Keeping Us Safe from Tick-Borne Illness

As the tick population grows, Rafal Tokarz is developing new ways to identify the pathogens that cause disease

July 18, 2017

Summer is the season for outdoor fun—and tick bites. By some reports, the risk for tick-borne disease may be worse this year, thanks in part to a mild winter.

In fact, ticks have been ascendant for years, according to Rafal Tokarz, an associate research scientist at the Center for Infection and Immunity at the Mailman School who develops methods to identify the pathogens behind the illnesses ticks carry.

“The range of ticks has increased substantially in the past decade or two,” says Tokarz, “especially the ticks that transmit Lyme.” Once confined to the Northwest, these ticks are now seen lurking in vegetation in half of counties in the United States—a move that could be hastened by climate change.

Today there are three times as many reported Lyme cases as there were 20 years ago. While greater public awareness may be driving some of this increase in diagnoses, reported cases are still believed to be only the tip of the iceberg. Lately, however, new technologies—including those Tokarz has developed—are shedding light on Lyme and other tick-borne threats.

In a paper published this spring in the journal mSphere, Tokarz introduced a method to simultaneously test for Lyme and four other common pathogens transmitted by deer ticks, including the rare but potentially fatal Powassan virus.

Initially tested on ticks collected from the woods on Long Island and in Connecticut, Tokarz’s method revealed that about half of the ticks carried Borrelia burgdorferi, the bacteria behind Lyme disease. Of these, one-quarter also carried Babesia microti, microscopic parasites that cause babesiosis, a serious illness. Overall, 45 percent of adult ticks Tokarz tested carried more than one pathogen.

These insights might explain why as many as one in five people treated for Lyme disease continue to feel symptoms months or years later. According to Tokarz, individuals with Post-Treatment Lyme Disease Syndrome might also be infected with one or more additional tick-borne diseases. “Gathering data on co-infections is particularly important in light of the fact that antibiotics used for Lyme disease may be ineffective for other tick borne infections,” he says.

An ongoing Tokarz-led project is aimed at identifing other tick-borne threats. In a study of three human-biting ticks in New York State, he discovered 30 novel tick-associated viruses. The project, funded by the Steven & Alexandra Cohen Foundation, is also looking at whether these viruses spread to humans and lead to disease. The identification of novel pathogens is an important first step that can eventually lead to the development of diagnostic tests.

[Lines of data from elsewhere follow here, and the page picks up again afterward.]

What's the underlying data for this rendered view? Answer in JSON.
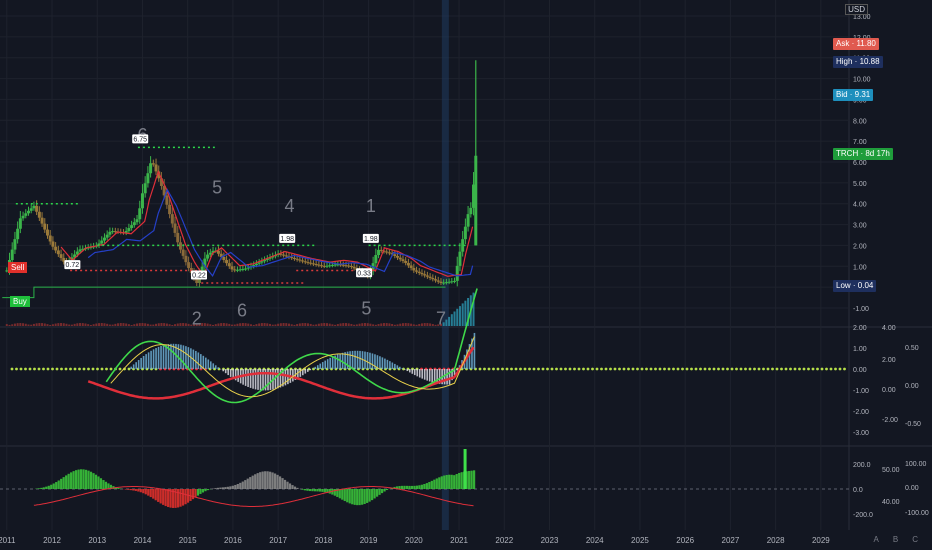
{
  "currency": "USD",
  "price_badges": [
    {
      "id": "ask",
      "label": "Ask",
      "value": "11.80",
      "color": "#e05a4f"
    },
    {
      "id": "high",
      "label": "High",
      "value": "10.88",
      "color": "#1e2f5e"
    },
    {
      "id": "bid",
      "label": "Bid",
      "value": "9.31",
      "color": "#1e8fbd"
    },
    {
      "id": "symbol",
      "label": "TRCH",
      "value": "8d 17h",
      "color": "#1f9d3b"
    },
    {
      "id": "low",
      "label": "Low",
      "value": "0.04",
      "color": "#1e2f5e"
    }
  ],
  "signals": {
    "sell": "Sell",
    "buy": "Buy"
  },
  "bottom_icons": [
    "A",
    "B",
    "C"
  ],
  "chart_data": [
    {
      "type": "line",
      "pane": "price",
      "ylim": [
        -1.0,
        13.0
      ],
      "price_axis_ticks": [
        "13.00",
        "12.00",
        "11.00",
        "10.00",
        "9.00",
        "8.00",
        "7.00",
        "6.00",
        "5.00",
        "4.00",
        "3.00",
        "2.00",
        "1.00",
        "0.00",
        "-1.00"
      ],
      "x_labels": [
        "2011",
        "2012",
        "2013",
        "2014",
        "2015",
        "2016",
        "2017",
        "2018",
        "2019",
        "2020",
        "2021",
        "2022",
        "2023",
        "2024",
        "2025",
        "2026",
        "2027",
        "2028",
        "2029"
      ],
      "x_start": 2010.85,
      "x_end": 2029.6,
      "series": [
        {
          "values_x": [
            2011.0,
            2011.3,
            2011.6,
            2012.0,
            2012.3,
            2012.6,
            2013.0,
            2013.3,
            2013.6,
            2013.9,
            2014.0,
            2014.2,
            2014.4,
            2014.6,
            2014.8,
            2015.0,
            2015.2,
            2015.4,
            2015.6,
            2015.8,
            2016.0,
            2016.3,
            2016.6,
            2017.0,
            2017.3,
            2017.6,
            2018.0,
            2018.3,
            2018.6,
            2019.0,
            2019.2,
            2019.5,
            2019.8,
            2020.0,
            2020.3,
            2020.6,
            2020.9,
            2021.0,
            2021.1,
            2021.2,
            2021.3,
            2021.35,
            2021.4
          ],
          "values": [
            0.8,
            3.3,
            3.9,
            2.0,
            1.1,
            1.8,
            2.0,
            2.7,
            2.6,
            3.3,
            4.5,
            6.1,
            5.0,
            3.5,
            2.0,
            1.0,
            0.2,
            1.5,
            1.8,
            1.3,
            0.8,
            0.9,
            1.2,
            1.6,
            1.4,
            1.2,
            1.0,
            1.1,
            1.0,
            0.5,
            1.8,
            1.6,
            1.2,
            0.8,
            0.5,
            0.2,
            0.3,
            1.5,
            2.5,
            3.5,
            4.0,
            6.3,
            10.88
          ]
        }
      ],
      "annotations": [
        {
          "text": "6",
          "x": 2014.0,
          "y": 7.0
        },
        {
          "text": "5",
          "x": 2015.65,
          "y": 4.5
        },
        {
          "text": "4",
          "x": 2017.25,
          "y": 3.6
        },
        {
          "text": "1",
          "x": 2019.05,
          "y": 3.6
        },
        {
          "text": "2",
          "x": 2015.2,
          "y": -1.8
        },
        {
          "text": "6",
          "x": 2016.2,
          "y": -1.4
        },
        {
          "text": "5",
          "x": 2018.95,
          "y": -1.3
        },
        {
          "text": "7",
          "x": 2020.6,
          "y": -1.8
        }
      ],
      "price_flags": [
        {
          "text": "6.75",
          "x": 2013.95,
          "y": 6.75
        },
        {
          "text": "0.72",
          "x": 2012.45,
          "y": 0.72
        },
        {
          "text": "0.22",
          "x": 2015.25,
          "y": 0.22
        },
        {
          "text": "1.98",
          "x": 2017.2,
          "y": 1.98
        },
        {
          "text": "1.98",
          "x": 2019.05,
          "y": 1.98
        },
        {
          "text": "0.33",
          "x": 2018.9,
          "y": 0.33
        }
      ]
    },
    {
      "type": "line",
      "pane": "macd",
      "left_ticks": [
        "2.00",
        "1.00",
        "0.00",
        "-1.00",
        "-2.00",
        "-3.00"
      ],
      "right_ticks": [
        "4.00",
        "2.00",
        "0.00",
        "-2.00"
      ],
      "far_right_ticks": [
        "0.50",
        "0.00",
        "-0.50"
      ]
    },
    {
      "type": "bar",
      "pane": "oscillator",
      "left_ticks": [
        "200.0",
        "0.0",
        "-200.0"
      ],
      "right_ticks": [
        "50.00",
        "40.00"
      ],
      "far_right_ticks": [
        "100.00",
        "0.00",
        "-100.00"
      ]
    }
  ]
}
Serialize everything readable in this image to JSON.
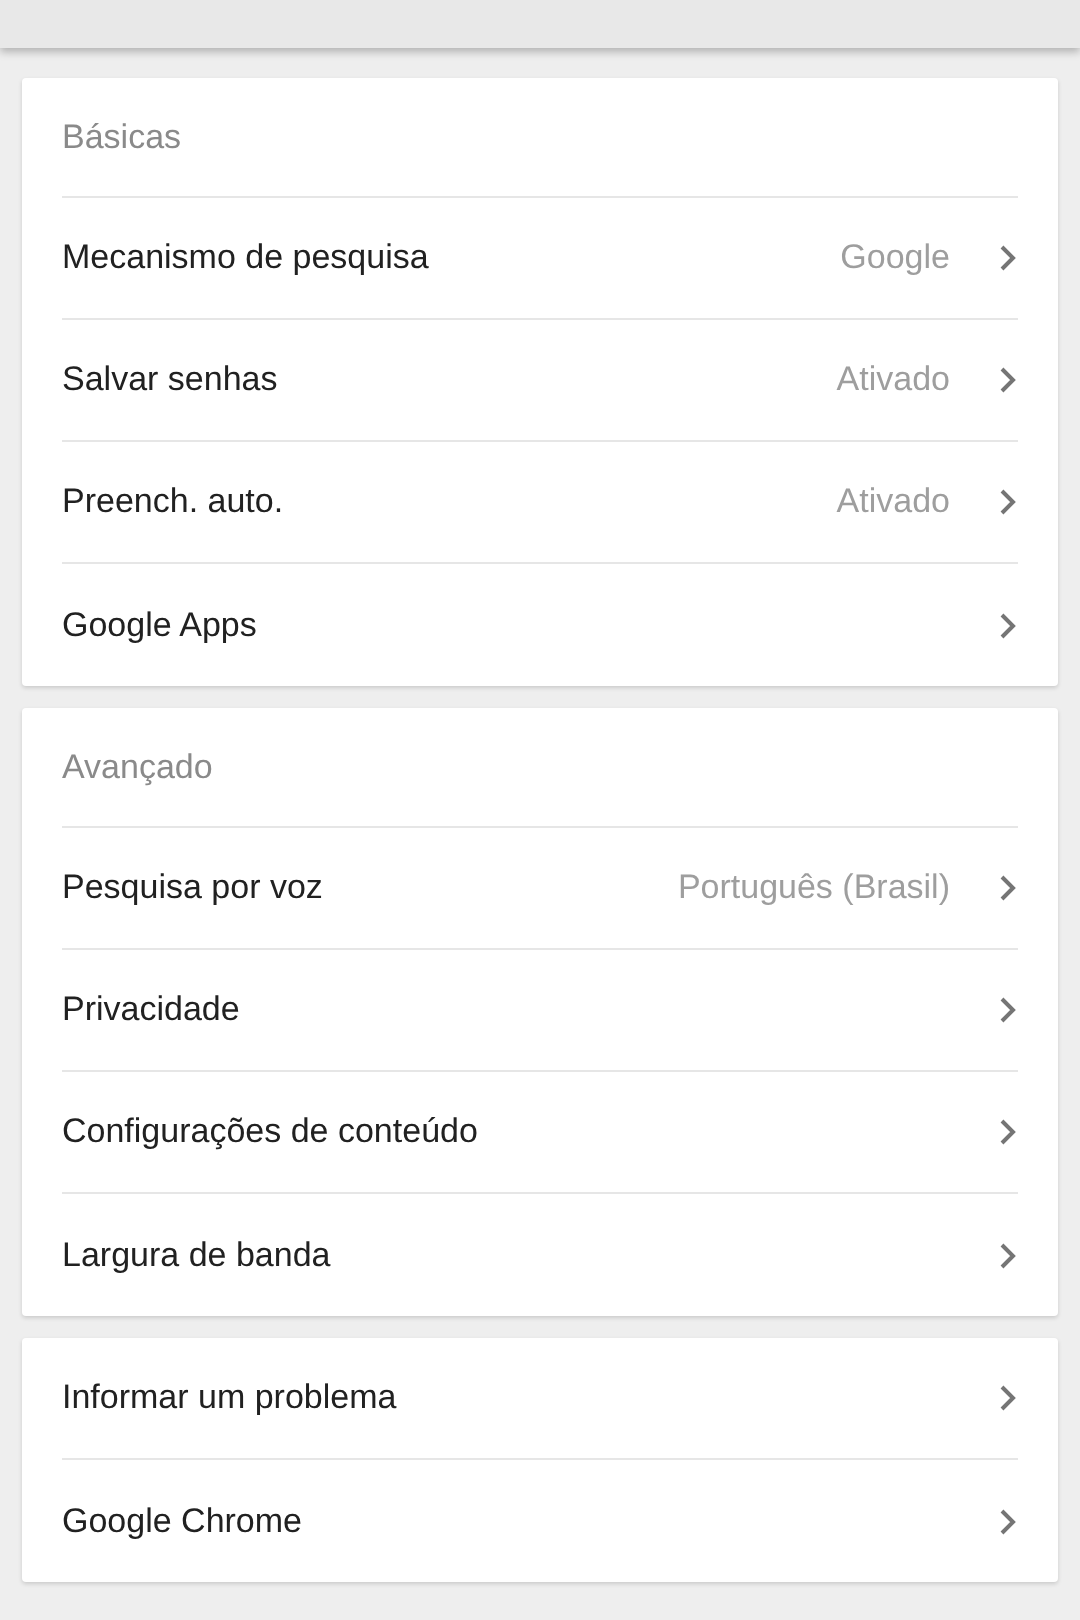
{
  "sections": [
    {
      "title": "Básicas",
      "items": [
        {
          "label": "Mecanismo de pesquisa",
          "value": "Google"
        },
        {
          "label": "Salvar senhas",
          "value": "Ativado"
        },
        {
          "label": "Preench. auto.",
          "value": "Ativado"
        },
        {
          "label": "Google Apps"
        }
      ]
    },
    {
      "title": "Avançado",
      "items": [
        {
          "label": "Pesquisa por voz",
          "value": "Português (Brasil)"
        },
        {
          "label": "Privacidade"
        },
        {
          "label": "Configurações de conteúdo"
        },
        {
          "label": "Largura de banda"
        }
      ]
    },
    {
      "items": [
        {
          "label": "Informar um problema"
        },
        {
          "label": "Google Chrome"
        }
      ]
    }
  ]
}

Meanwhile, Tokarz is putting the finishing touches on a testing method that could revolutionize diagnosis of known tick-borne illnesses. Currently, when your doctor suspects you have a tick-borne illness, you can only be tested one pathogen at a time, making them time-consuming and costly. By contrast, the new approach, details of which will be reported in a forthcoming journal article, can simultaneously identify infections with a broad-range of tick borne agents —and with more accurate results. 

Of course, the best outcomes come from avoiding tick bites altogether.

Any time Tokarz is in the woods, he takes care to protect himself by covering his skin with a long sleeve shirt and socks pulled up over loose-fitting pants. He thoroughly checks himself for ticks, which this time of year are often no bigger than a poppy seed. And they’re not always in the obvious places. He once found one on the sole of his foot. “You can never be too careful,” he says.